Heart In The Mix: Adaptive Leadership and the Limits of the Technical Fix
Most of what first responders do exceptionally well is technical. They train to it, they SOP it, they drill it until the response is muscle memory. This is a design feature of the way they operate. When a structure is on fire or a patient is coding, You want a practiced sequence executed under pressure by people who have done it a thousand times (that’s not to say there is no room for creativity, but it generally comes after mastery has been earned through repetition).
Disasters are rarely just technical problems. They are adaptive challenges. A technical problem has a known solution that can be applied by someone with the right expertise. An adaptive challenge requires the people experiencing it to change their behavior, their assumptions, or sometimes their identity. You cannot SOP your way through an adaptive challenge, because the challenge itself keeps shifting shape as you try to solve it.
Emergency managers live in that gap. We work in the spaces between agencies, between jurisdictions, between the tidy boxes on an org chart. And I want to be honest about something that took me a long time to identify: this has always been what we do. Not response. Or not only response. We support response, and we excel at nearly everything that happens before and after it, the mitigation, the preparedness, the long recovery work that does not have a narrative shape and does not make the news. The framing is sticky because it is emotionally satisfying. Hero goes in, hero comes out, problem solved.
Sometimes our partners reach for us in the same way, because it is what they understand. They are not being cynical or deliberately misunderstanding us. They are looking for the transactional utility they recognize. They understand us as resource brokers. Like a vending machine.
You probably know the call. A law enforcement agency wants a grant for thermal imaging cameras, or an IMT leader wants an introduction to your fire district chief to ask for sponsorship. The request arrives as a transaction: find the money, make the connection, deliver the thing. There is nothing wrong with the request on its face. Grants and relationships are part of what we do.
But sometimes the thing is a way of avoiding the harder work underneath it. The cameras will not bridge the communication gap between agencies if those agencies are not already talking about how they will use the data together. The connection will not move the needle if the requesting party is not willing to change how they operate once the relationship is made. The transaction closes, the vending machine delivers, and the adaptive problem remains untouched.
Ron Heifetz and his colleagues put it plainly in The Practice of Adaptive Leadership:
"One distinctive aspect of leading adaptive change is that you must connect with the values, beliefs, and anxieties of the people you are trying to move. Being present in that way is tough to do unless your heart is part of the mix as well."

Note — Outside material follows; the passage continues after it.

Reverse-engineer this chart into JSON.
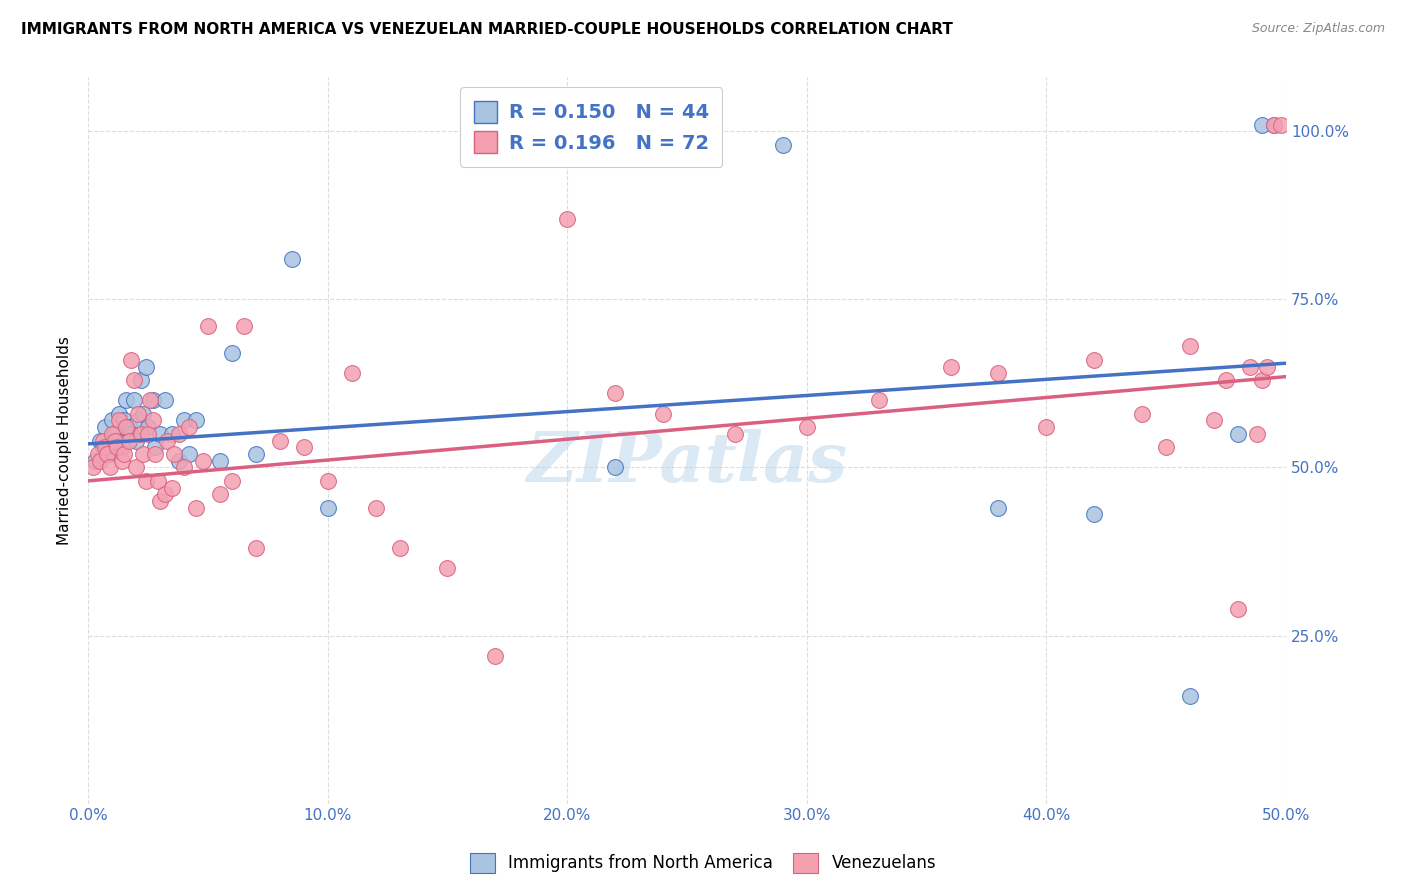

That sentence lands differently when you think about why first responders reach for the transaction in the first place. I think it is protective. The whole architecture of technical training is designed to reduce cognitive load under pressure, to replace deliberation with practiced action. That is the right tool for a burning building. But it becomes a liability when the challenge is adaptive, because adaptive challenges require exactly what technical training tends to suppress: sitting with ambiguity, questioning your own assumptions, being radically open to not knowing. For someone whose professional identity is built around decisive action, that kind of openness can feel like weakness. The reach for the technical fix keeps the discomfort at a distance.
This is where emergency management's structural position becomes both an asset and a burden. We sit at the intersection of every discipline without belonging completely to any of them. We are outside the chain of command in ways that give us a particular kind of standing to ask hard questions, to push back on a grant request in order to surface the coordination assumptions buried inside it, to remind a room full of agency heads that the EOC belongs to the jurisdiction and not to any one agency. But that standing comes with real heat. Asking a police chief why two neighboring organizations are not actively collaborating to benefit the community is not a neutral question. Some people will not like you for it.
Here is what I am still learning, and what I think is the heart of adaptive leadership for people in this role: the heat is the work. It is not a sign that something has gone wrong. It is a sign that you are doing the thing that actually needs doing.
For those of us who are wired as fixers, that is hard to sit with. The pull toward resolution is strong. But adaptive leadership requires you to stay in the heat until something starts to surface, until the real issue becomes visible, until something shifts. The connective tissue between siloed agencies does not build itself, and it does not get built by transactions. It gets built by people who are willing to hold the uncomfortable issues long enough to let the people inside it do the real work of changing.
That is what adaptive leadership looks like in this profession. Not a vending machine. Not even a resource broker. Something harder and more necessary than either.